Compound electronegativity
One property that is often used in high-throughput screening where band alignment is important is the
compound electronegativity. Ginley and Butler showed how the simple geometric mean of the
electronegitivities of a compound could be used to predict flat band potentials 4. smact
has a built
in function to calculate this property for a given composition.
import smact.properties
compound_electronegs = [smact.properties.compound_electroneg(elements = a[0], stoichs = a[1]) for \\
a in allowed_combinations]
print(compound_electronegs)
[4.319343517137848,
4.729831837874991,
4.462035251666306,
4.337155845378665,
5.0575817742802025,
4.777171739263751,
4.427325394494835,
5.34030430325585,
4.583732423414276,
4.980129115226567,
4.652147502981397,
5.284089129411956,
4.726884428924315,
4.373001170931816,
4.808336266651247,
5.041995471272069,
4.587722671269271,
5.437592861777965,
5.010966817423813,
4.964781503487637,
4.768922515748819,
4.409142747625072,
5.74200359520417,
4.677126472294396]
Interfacing to machine learning
When preparing to build machine learning models, we have to convert the chemical compositions into
something that can be fed into an algorithm. Many of the properties provided in smact
are suitable for this,
one can take properties like electronegativity, mass, electron affinity, etc. (for the full list see
smact Python package).
One useful representation in machine learning is the one-hot-vector formulation. A similar construction to this can be used to encode a chemical formula. A vector of length covering the periodic table is constructed and each element is set to a number corresponding to the stoichiometric ratio of that element in the compound.
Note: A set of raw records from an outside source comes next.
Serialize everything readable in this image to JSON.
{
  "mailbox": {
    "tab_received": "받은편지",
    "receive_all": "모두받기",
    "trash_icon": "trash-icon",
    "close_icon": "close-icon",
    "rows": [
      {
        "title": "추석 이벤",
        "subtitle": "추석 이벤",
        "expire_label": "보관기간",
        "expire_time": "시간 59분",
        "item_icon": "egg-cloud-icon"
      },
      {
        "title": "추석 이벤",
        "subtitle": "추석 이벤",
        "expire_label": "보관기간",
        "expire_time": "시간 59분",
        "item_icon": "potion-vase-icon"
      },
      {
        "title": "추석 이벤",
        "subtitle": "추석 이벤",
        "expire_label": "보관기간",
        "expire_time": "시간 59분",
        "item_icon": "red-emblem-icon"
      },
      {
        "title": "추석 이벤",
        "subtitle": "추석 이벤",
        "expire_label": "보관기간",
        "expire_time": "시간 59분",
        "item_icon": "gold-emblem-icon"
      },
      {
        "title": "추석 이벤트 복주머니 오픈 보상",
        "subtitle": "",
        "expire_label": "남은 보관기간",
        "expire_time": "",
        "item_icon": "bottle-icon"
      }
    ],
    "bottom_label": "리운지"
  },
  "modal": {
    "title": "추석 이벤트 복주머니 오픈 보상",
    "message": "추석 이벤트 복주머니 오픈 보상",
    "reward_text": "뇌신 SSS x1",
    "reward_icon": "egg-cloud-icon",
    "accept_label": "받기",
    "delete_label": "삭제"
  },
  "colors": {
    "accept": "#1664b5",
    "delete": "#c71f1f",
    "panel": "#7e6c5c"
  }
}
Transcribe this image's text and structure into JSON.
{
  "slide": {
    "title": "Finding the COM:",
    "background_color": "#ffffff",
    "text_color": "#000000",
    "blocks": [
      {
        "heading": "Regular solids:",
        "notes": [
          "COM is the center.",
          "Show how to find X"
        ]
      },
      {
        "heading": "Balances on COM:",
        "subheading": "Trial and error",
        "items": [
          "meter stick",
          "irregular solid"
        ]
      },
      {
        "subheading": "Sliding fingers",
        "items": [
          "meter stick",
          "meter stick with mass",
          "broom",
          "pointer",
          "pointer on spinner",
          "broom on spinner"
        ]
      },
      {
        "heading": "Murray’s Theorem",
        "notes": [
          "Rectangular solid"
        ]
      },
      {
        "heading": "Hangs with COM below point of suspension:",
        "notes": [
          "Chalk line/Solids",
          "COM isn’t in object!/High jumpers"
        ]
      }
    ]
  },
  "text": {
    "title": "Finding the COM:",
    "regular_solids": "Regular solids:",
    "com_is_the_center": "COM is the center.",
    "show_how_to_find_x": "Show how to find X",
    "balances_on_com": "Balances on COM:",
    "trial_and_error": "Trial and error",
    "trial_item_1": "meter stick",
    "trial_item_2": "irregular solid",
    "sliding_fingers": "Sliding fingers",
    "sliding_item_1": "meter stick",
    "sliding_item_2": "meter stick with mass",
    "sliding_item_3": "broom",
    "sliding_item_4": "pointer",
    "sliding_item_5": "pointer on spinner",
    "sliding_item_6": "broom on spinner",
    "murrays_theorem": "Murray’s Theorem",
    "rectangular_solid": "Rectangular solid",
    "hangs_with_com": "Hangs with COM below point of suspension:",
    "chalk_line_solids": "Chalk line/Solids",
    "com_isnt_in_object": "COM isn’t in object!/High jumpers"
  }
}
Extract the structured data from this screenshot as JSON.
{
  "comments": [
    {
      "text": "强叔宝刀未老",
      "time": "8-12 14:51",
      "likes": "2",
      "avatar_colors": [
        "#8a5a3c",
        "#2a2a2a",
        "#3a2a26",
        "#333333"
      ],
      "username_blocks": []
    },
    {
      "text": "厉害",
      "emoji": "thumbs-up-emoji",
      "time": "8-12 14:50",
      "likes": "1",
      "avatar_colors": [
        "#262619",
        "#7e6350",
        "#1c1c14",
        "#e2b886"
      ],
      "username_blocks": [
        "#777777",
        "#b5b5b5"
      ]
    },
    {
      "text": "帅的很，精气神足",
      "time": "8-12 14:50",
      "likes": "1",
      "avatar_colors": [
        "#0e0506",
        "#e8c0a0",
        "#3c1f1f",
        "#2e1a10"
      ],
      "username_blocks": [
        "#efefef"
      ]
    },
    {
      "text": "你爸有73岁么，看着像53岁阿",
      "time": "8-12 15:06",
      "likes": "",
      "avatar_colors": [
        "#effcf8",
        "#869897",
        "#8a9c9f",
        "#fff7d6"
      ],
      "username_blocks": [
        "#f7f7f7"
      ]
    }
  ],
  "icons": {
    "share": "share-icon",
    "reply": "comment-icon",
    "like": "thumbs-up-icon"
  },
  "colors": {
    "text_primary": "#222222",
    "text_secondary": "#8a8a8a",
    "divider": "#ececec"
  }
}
For example we could convert \(Ba(OH)_2\)
ml_vector = smact.screening.ml_rep_generator(['Ba', 'H', 'O'], stoichs=[1, 2, 2])
There is also an example demonstrating the conversion of charge-neutral compositions produced by smact to a list of formulas using Pymatgen, or to a Pandas dataframe, both of which could then be used as input for a machine learning algorithm. For a full machine learning example that uses smact, there is a repository here which demonstrates a search for solar energy materials from the four-component (quaternary) oxide materials space.
- 1
“Revised effective ionic radii and systematic studies of interatomic distances in halides and chalcogenides” Acta Cryst. A. 32, 751–767 (1976).
- 2
“Crystal structure and chemical constitution” Trans. Faraday Soc. 25, 253-283 (1929).
- 3
“Deep neural networks for accurate predictions of crystal stability” Nat. Comms. 9, 3800 (2018).
- 4
“Prediction of flatband potentials at semiconductor‐electrolyte interfaces from atomic electronegativities” J. Electrochem. Soc. 125, 228-232 (1975).